Back in the fifties, before the term “new journalism” was coined, back when Gay Talese was writing minor obituaries for the New York Times, Tom Wolfe was a grad student at Yale and Joan Didion came out of Berkeley to serve as a college guest editor at Mademoiselle, Murray Kempton was contributing a fresh, personal, novelistic style of writing about current events and characters three times a week in the columns of the New York Post. Kempton would have been the last to call what he did “journalism” of any variety (much less “new”), for he scorned the term as pretentious, preferring the plain, old-fashioned–and to him more honorable–designation “reporter.”
By the same token, he eschewed the title “columnist,” though his columns in the Post and, later, in Newsday made him famous and even revered in his profession and earned him the Pulitzer Prize. Rather than observe the world from his office and spin lofty opinions in the manner of traditional columnists, Kempton took to the streets (on foot, by cab and, in later years, on his bicycle), assigning himself stories, covering courtrooms, political campaigns, union elections, papal politics, gang wars, mob rivalries and jazz and sports events (his pieces on boxer Archie Moore and New York Giants pitcher Sal Maglie are classics), salting them with literary references. He might quote the likes of Yeats to illuminate the ways of mobsters and Ford Madox Ford to explain internecine union wars. At the Teamsters convention I covered for The Nation that elected Jimmy Hoffa president, Murray assured me that the only way to truly understand the proceedings was to read literary critic Robie Macauley’s introduction to Parade’s End.

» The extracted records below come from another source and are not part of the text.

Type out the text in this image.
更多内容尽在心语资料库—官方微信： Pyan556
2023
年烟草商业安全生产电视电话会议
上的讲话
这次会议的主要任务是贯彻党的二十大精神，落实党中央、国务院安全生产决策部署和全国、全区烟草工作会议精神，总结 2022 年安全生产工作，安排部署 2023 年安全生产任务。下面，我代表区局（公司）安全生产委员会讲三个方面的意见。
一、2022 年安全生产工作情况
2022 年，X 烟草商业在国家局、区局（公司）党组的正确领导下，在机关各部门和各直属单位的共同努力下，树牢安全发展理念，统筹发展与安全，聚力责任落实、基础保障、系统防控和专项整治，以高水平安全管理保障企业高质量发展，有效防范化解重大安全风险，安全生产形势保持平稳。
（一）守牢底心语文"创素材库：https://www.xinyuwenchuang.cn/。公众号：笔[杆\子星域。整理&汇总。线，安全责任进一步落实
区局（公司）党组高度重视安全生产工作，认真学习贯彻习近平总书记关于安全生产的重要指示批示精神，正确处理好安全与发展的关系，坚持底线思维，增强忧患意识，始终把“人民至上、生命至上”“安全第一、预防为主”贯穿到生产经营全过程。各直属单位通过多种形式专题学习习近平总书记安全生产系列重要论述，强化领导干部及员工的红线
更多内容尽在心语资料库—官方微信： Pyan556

Kempton won the 1974 National Book Award in contemporary affairs for his book on the Black Panthers, The Briar Patch: The People of the State of New York vs. Lumumba Shakur et al., and he published two collections of columns (America Comes of Middle Age and Rebellions, Perversities, and Main Events), but I believe that Part of Our Time: Some Ruins and Monuments of the Thirties (which, happily, has been reissued by the Modern Library) will stand as his major and lasting contribution to the literature of journalism and the history of this country.
Kempton called the ten chapters of the book “a series of novellas which happen to be about real persons”–people who were, like Kempton himself, swept up in the passions of their time and became radicalized, people like Alger Hiss and Whittaker Chambers, the Reuther brothers, A. Philip Randolph, Paul Robeson, the writers of the Hollywood Ten, the “Rebel Girls” like Elizabeth Bentley and Anne Moos Remington, and all those during that decade, from Ivy League students to dockworkers, poets to grape pickers, who created “the myth of the nineteen thirties.” Kempton says, “The heart of the myth of the thirties was that there were no neutrals,” but the reality he sees looking back from the fifties is that “most people are neutral.” Kempton is concerned with the committed minority who wanted to count and be counted, who could not live on the sidelines: “The dustbin of history was, to the revolutionary of the thirties, what Hell was to the Maine farmer.”
Known for his compassion for the underdog and the defeated, Kempton had a special feeling for the “ruins” as well as the “monuments” he writes about, for he too was caught up in what he calls the myth of his time: “I have my own stake in the thirties. I was in high school when Roosevelt was inaugurated; I belonged for a little while to the Young Communist League, and thereafter to the Socialist party.” He makes clear that he is not the objective journalistic observer but that “the eye which I bring to this inquiry is neither as cold nor as detached as I might wish it to be.”